Эпштейн совершенно не замечает или не желает видеть одну из ведущих линий в русской литературе, где еще с М.Ю. Лермонтова искомый «срединный» путь формулируется как уход от реальности, в которой превалируют различные жизненные противоречия, шатание из крайности в крайность, и погружение в мир собственного «я», воспоминаний, мир души, не зависимый от внешней событийной динамики: войн, катаклизмов, скандалов, смертей. Однако здесь есть одна существенная преграда, «но» — трезвое осознание того, что все это невозможно в реальном вещном, тварном мире, идеал полагается за пределами, Царство Божие невозможно на земле, прошлое не восстановить. В реальности же выбор довольно скудный: либо «забвение» (как у Ионыча), либо огненный путь «заблудившегося трамвая».
Наиболее трудноразрешимой становится проблема, противоречие личного и общего: личного в духе протестантизма и православной религии. Попытки разрешить его как раз и предпринимались в художественной литературе путем моделирования «средней зоны», под которой следует понимать именно личностное (в духе философии религиозного персонализма, «симфонической личности» Карсавина), а не индивидуальное эго-начало. Бессмысленные шатания между плюсом и минусом, отрицание плюса и минуса (т. к. герой всегда между) ведет к погружению, например у М.Ю. Лермонтова, во внутренний мир, воспоминание, что равносильно смерти относительно внешней реальности. Человек, уподобляясь христианскому аскету, отстраняет все свои помыслы и действия от внешнего мира, который, кроме насилия над ним, не производит ровным счетом ничего (в поэме С. Есенина «Анна Снегина» — это война). Погружение в себя мыслится более ценным, чем все богатства мира, т. к. при этом восстанавливается образ и подобие Божие. В себе и из себя герой реконструирует мир прошлого, воспоминаний: часто — детства — идеала для любого на все времена. Эта сказка Обломовки становится реальней всей мертвенной обстановки настоящего, изношенного халата и убогих посетителей.

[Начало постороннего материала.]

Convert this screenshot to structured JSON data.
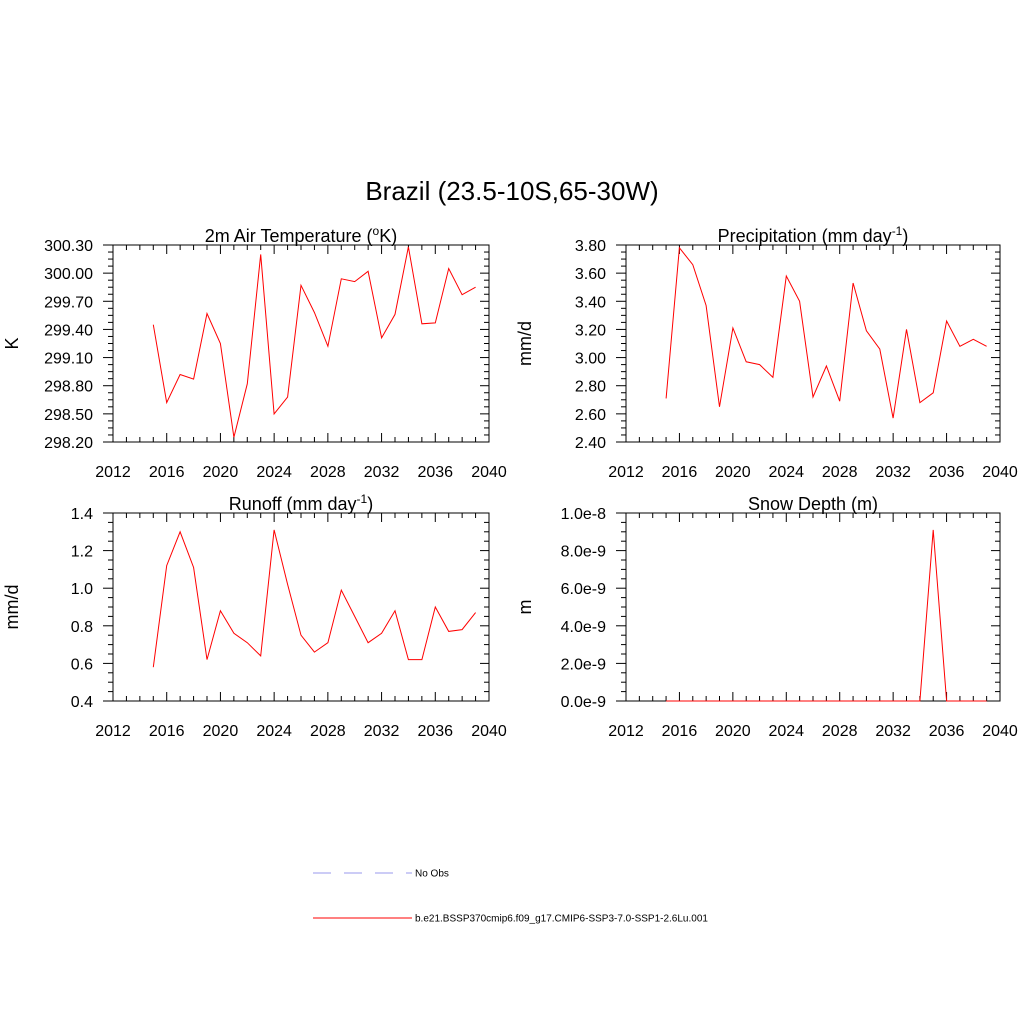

Время диктует невозможность возвращения, личность преодолевает пространство и время и через возвращение в прошлое обретает свой, утраченный в настоящем, лик — детство, образ ребенка, например у Лермонтова (не случайно в описании Печорина наряду с чертами мужчины, женщины, лошади в его облике, также присутствует и что-то детское), душевное спокойствие и гармонию Обломова, любовь у героя «Анны Снегиной» С. Есенина. Наряду с внешней тенденцией к сведению противоречий жизни до крайности с последующим устранением их путем хирургической операции, существует и другая — уход от противоречий общественной жизни и погружение в свой внутренний мир. Именно эту тенденцию изображения внешне непримечательного, но цельного и прекрасного внутри и не замечает в русской литературе Эпштейн, между тем, она берет свое начало еще в византийской культуре,[60] имеет религиозные корни и является следствием усталости человека от бесконечного «внешнего выражения» (слова П. Новгородцева). Он не с теми и не с теми, не с белыми и не с красными: он с Богом, а значит, и с собой, и в себе, но в то же время он «доктор», а значит, и подспудно соучастник (Б. Пастернак «Доктор Живаго»).